Current Issue
Edited by Sanmay Das, Brian Patrick Green, Kush Varshney, Marianna Ganapini , Andrea Renda
October 21–23, 2024, San Jose, California, USA.
Published by The AAAI Press, Washington, DC, USA
Copyright © 2024, Association for the Advancement of Artificial Intelligence
1101 Pennsylvania Ave, NW, Suite 300, Washington, DC 20004
All Rights Reserved. No part of this proceedings may be reproduced in any form by any electronic or mechanical means (including photocopying, recording, or information storage and retrieval) without permission in writing from the publisher.
ISBN-10 1-57735-892-9
ISBN-13 978-1-57735-892-3
The Seventh AAAI/ACM Conference on AI, Ethics, and Society (AIES-24) was held in San Jose, California from October 21-23, 2024.
Artificial intelligence (AI) is increasingly pervasive, powerful, and contested. While AI has the potential to empower individuals and improve society, the ethical ramifications of AI systems and their impact on human societies requires deep and urgent reflection. International organizations, governments, universities, corporations, and philanthropists have recognized this need to embark on an interdisciplinary investigation to help chart a course through the new territory enabled by AI. Earlier iterations of this conference and others have seen the first fruits of these calls to action, as programs for research have been set out in many fields relevant to AI, Ethics, and Society.

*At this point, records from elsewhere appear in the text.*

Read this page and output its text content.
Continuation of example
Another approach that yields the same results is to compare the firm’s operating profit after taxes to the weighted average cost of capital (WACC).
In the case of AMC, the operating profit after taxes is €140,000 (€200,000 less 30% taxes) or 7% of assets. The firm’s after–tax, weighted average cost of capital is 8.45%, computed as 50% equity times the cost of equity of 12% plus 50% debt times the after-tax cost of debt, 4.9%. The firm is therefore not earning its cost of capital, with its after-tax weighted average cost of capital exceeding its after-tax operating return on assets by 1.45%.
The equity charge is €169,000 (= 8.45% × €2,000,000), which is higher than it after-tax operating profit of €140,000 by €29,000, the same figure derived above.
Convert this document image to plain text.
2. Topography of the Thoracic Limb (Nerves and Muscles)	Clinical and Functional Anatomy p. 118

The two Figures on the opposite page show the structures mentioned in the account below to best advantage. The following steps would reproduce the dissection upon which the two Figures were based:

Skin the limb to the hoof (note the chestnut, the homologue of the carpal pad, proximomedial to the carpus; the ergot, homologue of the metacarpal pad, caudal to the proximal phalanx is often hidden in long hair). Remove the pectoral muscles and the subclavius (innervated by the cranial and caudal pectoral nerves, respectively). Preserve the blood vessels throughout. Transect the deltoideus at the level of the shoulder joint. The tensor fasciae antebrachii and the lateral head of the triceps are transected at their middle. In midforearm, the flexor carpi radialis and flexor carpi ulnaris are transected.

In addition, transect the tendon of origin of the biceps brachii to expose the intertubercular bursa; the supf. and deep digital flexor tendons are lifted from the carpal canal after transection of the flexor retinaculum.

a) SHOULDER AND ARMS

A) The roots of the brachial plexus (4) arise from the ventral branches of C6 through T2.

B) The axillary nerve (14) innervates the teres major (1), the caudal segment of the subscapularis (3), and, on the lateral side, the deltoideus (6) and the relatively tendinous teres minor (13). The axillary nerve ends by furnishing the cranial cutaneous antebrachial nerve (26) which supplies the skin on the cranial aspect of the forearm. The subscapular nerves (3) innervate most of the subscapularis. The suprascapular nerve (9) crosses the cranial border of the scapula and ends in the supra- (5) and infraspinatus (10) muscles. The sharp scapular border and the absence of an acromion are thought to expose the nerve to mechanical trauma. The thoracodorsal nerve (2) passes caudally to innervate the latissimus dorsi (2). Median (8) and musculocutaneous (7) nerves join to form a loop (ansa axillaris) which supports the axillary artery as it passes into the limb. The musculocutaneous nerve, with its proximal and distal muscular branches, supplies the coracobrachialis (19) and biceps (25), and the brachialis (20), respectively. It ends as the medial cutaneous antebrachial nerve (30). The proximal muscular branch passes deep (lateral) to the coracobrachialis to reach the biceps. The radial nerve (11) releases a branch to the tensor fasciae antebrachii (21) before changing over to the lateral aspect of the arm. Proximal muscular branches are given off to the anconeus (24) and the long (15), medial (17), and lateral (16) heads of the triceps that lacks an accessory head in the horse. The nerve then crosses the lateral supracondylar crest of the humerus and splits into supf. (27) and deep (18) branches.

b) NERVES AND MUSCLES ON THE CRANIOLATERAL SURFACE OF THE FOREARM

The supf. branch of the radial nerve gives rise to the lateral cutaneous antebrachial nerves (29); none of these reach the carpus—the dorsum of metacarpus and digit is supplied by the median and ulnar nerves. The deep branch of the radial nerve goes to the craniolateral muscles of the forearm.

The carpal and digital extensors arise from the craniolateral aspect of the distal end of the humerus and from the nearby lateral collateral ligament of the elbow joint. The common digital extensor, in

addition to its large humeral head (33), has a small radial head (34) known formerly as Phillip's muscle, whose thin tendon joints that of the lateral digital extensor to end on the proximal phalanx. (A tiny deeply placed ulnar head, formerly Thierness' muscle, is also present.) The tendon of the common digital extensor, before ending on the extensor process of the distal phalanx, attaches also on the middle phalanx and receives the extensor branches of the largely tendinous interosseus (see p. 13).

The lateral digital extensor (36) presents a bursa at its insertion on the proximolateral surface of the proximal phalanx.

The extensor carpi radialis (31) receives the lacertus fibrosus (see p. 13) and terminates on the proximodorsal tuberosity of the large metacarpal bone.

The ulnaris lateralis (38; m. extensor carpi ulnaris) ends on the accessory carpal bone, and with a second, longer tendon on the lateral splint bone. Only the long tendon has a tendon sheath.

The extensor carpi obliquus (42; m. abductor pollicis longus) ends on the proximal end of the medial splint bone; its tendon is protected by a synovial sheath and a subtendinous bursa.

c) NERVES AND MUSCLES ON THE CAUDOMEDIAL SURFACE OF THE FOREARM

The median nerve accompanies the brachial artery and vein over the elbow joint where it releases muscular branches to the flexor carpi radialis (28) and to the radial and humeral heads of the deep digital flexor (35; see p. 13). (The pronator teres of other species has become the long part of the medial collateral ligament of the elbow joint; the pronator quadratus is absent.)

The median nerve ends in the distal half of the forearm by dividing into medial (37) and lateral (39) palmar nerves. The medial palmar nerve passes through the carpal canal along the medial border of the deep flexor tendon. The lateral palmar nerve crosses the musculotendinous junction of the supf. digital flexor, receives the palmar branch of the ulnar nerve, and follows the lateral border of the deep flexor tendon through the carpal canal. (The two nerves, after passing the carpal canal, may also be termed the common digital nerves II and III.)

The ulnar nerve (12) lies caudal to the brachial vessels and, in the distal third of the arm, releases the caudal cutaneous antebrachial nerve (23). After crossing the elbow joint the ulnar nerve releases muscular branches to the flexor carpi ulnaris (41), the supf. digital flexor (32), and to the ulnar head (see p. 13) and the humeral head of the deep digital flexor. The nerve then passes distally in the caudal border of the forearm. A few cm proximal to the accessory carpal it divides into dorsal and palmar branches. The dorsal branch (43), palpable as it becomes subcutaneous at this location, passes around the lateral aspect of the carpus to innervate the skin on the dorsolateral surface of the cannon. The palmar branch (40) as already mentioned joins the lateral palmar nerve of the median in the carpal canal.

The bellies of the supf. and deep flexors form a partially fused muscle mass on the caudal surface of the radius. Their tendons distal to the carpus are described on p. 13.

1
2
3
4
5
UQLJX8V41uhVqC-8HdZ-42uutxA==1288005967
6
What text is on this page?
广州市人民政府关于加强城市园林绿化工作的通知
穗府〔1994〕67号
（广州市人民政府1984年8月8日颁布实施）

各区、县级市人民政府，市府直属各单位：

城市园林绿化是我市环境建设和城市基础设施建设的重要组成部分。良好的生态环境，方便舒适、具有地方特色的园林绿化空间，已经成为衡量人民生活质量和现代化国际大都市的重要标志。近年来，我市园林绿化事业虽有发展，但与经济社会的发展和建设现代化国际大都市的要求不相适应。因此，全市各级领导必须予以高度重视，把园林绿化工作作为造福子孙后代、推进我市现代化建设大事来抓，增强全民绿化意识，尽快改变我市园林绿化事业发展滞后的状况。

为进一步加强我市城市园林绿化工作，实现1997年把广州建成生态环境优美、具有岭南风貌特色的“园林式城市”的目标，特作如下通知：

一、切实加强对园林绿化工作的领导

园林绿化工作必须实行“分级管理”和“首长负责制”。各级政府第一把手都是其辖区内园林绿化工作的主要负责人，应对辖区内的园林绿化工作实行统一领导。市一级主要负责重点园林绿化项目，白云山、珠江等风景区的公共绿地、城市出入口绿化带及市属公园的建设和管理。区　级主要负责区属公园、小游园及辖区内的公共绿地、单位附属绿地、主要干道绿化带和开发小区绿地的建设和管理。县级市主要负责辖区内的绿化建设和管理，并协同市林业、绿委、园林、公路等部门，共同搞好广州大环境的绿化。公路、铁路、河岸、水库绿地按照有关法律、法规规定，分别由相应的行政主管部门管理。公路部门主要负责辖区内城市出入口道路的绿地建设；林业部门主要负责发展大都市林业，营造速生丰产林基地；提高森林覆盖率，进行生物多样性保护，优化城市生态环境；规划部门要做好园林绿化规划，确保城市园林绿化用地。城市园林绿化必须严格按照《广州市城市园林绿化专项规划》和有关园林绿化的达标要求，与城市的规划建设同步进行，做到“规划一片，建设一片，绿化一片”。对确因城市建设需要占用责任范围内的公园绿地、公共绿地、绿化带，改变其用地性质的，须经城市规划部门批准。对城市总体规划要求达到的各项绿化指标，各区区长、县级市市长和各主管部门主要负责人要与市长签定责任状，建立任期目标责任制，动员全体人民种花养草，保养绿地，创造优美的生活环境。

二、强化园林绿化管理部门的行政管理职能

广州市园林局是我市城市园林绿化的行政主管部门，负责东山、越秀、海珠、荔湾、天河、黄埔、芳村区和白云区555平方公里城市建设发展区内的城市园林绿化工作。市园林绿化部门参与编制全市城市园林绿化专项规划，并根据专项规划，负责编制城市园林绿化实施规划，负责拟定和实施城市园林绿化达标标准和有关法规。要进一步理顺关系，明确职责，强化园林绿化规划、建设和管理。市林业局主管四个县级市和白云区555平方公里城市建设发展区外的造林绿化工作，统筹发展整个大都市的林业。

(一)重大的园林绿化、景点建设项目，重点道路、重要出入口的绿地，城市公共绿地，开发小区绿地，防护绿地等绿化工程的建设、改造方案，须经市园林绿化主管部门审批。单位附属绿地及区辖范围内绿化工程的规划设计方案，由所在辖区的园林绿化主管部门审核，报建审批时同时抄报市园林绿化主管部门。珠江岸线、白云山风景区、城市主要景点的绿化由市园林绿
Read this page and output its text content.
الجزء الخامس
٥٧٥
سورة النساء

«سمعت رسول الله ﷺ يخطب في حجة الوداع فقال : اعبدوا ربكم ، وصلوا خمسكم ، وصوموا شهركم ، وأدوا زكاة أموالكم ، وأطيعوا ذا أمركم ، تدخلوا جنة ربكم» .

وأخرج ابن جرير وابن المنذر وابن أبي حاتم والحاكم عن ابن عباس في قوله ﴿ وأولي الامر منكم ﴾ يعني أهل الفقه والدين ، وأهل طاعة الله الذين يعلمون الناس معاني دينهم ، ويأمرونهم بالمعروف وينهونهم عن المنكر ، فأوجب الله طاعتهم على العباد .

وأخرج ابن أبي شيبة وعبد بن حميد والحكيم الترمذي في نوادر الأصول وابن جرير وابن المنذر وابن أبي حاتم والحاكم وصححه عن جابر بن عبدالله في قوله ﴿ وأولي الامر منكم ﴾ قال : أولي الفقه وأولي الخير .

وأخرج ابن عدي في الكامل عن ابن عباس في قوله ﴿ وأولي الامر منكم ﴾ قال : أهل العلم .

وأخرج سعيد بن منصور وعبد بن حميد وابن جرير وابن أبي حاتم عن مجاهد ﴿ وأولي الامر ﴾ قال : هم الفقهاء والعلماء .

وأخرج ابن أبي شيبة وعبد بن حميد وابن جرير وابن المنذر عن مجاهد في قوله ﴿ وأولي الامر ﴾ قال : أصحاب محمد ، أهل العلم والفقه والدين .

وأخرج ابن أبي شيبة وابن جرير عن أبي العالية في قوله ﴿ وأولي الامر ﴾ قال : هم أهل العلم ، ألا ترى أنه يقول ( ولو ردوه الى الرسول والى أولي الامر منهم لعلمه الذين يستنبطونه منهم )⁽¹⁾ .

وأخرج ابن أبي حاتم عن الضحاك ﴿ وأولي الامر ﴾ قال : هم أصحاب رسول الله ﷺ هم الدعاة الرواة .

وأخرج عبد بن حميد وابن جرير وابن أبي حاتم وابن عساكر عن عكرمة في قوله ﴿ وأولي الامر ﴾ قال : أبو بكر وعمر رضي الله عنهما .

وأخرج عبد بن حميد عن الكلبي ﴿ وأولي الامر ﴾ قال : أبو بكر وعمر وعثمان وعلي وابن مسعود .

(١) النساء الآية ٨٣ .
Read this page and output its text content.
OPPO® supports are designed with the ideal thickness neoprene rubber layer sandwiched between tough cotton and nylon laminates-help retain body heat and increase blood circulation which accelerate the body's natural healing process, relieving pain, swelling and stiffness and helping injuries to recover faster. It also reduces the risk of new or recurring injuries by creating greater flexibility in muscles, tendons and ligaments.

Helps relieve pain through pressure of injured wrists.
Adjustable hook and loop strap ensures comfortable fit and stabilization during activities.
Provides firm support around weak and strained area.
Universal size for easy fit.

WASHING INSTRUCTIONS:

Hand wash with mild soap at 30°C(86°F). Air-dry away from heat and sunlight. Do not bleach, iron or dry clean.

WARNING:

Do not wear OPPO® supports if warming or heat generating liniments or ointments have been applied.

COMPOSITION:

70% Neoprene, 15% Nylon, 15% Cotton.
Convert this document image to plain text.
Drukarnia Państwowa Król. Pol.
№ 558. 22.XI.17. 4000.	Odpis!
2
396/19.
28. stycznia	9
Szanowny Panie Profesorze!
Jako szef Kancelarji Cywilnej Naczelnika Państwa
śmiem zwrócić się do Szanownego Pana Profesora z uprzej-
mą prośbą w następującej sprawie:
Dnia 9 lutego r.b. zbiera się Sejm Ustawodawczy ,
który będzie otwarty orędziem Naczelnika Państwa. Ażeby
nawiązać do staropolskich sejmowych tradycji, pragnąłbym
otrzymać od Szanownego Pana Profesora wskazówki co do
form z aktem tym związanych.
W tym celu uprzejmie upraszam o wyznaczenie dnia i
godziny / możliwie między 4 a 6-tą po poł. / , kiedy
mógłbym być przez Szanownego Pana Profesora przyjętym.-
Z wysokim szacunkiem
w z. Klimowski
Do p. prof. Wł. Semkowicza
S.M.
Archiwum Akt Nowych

AIES is convened each year by program co-chairs from Computer Science, Law and Policy, the Social Sciences, Ethics and Philosophy. Our goal is to encourage talented scholars in these and related fields to submit their best work related to morality, law, policy, psychology, the other social sciences, and AI. In addition to the community of scholars who have participated in these discussions from the outset, AIES welcomes disciplinary experts who are newer to this topic and see ways to break new ground in their own fields by thinking about AI. Recognizing that a multiplicity of perspectives leads to stronger science, the conference actively encourages people with differing identities, expertise, backgrounds, beliefs, or experiences to participate.